Instant company, Crocs edition
How a stay-at-home mom accidentally built and sold a company for $10 million.
(Business 2.0 Magazine) -- How did a stay-at-home mom start a business that she later sold to Crocs for $10 million? "It was an accident," says Sheri Schmelzer, 41, of Boulder, Colo.
One day in summer 2005, she decided to use clay and rhinestones to make charms that would fit snugly into the holes of her family's 10 pairs of Crocs. When husband Rich came home, he saw the potential.
There are 26 million pairs of Crocs in the world, more than 80 percent of them speckled by holes, and many of those shoes are on the feet of accessory-friendly youth. Jibbitz, as the charms (and the company) came to be known, can be anything - peace signs, flowers, you name it - to please a demographic eager for variety.
Within weeks, the Schmelzers set up a website for sales. By the end of the summer, they were funded by home equity, with their parents working the assembly line in the basement.

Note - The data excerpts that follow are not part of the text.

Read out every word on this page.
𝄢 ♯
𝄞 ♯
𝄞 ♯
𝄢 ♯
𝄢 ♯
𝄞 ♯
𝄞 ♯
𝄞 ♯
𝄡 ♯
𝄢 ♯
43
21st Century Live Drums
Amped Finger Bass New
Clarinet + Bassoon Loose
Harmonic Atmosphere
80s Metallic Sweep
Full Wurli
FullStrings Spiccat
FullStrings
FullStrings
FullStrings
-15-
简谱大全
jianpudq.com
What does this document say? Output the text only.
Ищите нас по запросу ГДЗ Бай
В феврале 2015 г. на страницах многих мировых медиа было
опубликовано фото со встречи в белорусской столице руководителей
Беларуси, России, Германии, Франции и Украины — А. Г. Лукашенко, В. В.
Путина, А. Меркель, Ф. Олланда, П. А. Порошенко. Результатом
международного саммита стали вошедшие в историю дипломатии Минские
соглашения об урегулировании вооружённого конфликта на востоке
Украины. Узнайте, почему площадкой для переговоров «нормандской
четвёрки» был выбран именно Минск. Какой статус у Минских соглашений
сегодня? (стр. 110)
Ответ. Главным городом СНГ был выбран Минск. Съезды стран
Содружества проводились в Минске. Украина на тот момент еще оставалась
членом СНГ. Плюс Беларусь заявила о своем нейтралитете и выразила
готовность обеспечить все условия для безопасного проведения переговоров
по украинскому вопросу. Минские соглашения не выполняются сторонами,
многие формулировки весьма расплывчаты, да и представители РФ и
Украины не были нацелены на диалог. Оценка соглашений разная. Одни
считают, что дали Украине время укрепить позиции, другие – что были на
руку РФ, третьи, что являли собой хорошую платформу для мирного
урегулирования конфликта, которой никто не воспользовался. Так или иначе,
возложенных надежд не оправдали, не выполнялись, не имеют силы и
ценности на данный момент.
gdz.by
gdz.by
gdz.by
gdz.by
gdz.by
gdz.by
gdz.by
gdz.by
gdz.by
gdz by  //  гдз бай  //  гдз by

Jibbitz isn't just a family-business fairy tale: It's a study in piggybacking on a product phenomenon.
In February, when the company sold its 250,000th piece, Jibbitz products were carried in 300 stores and pulled in $212,000 in sales; 6 million pieces of Jibbitz later, in August, the products were in 3,000 stores and garnered sales of $2.2 million.
The Schmelzers outsourced manufacturing to Asia and stepped up to a 12,000-square-foot office and warehouse in Boulder. In October the Schmelzers agreed to take $10 million from Crocs for the company, which will operate as a subsidiary, plus $10 million more if they hit earnings targets.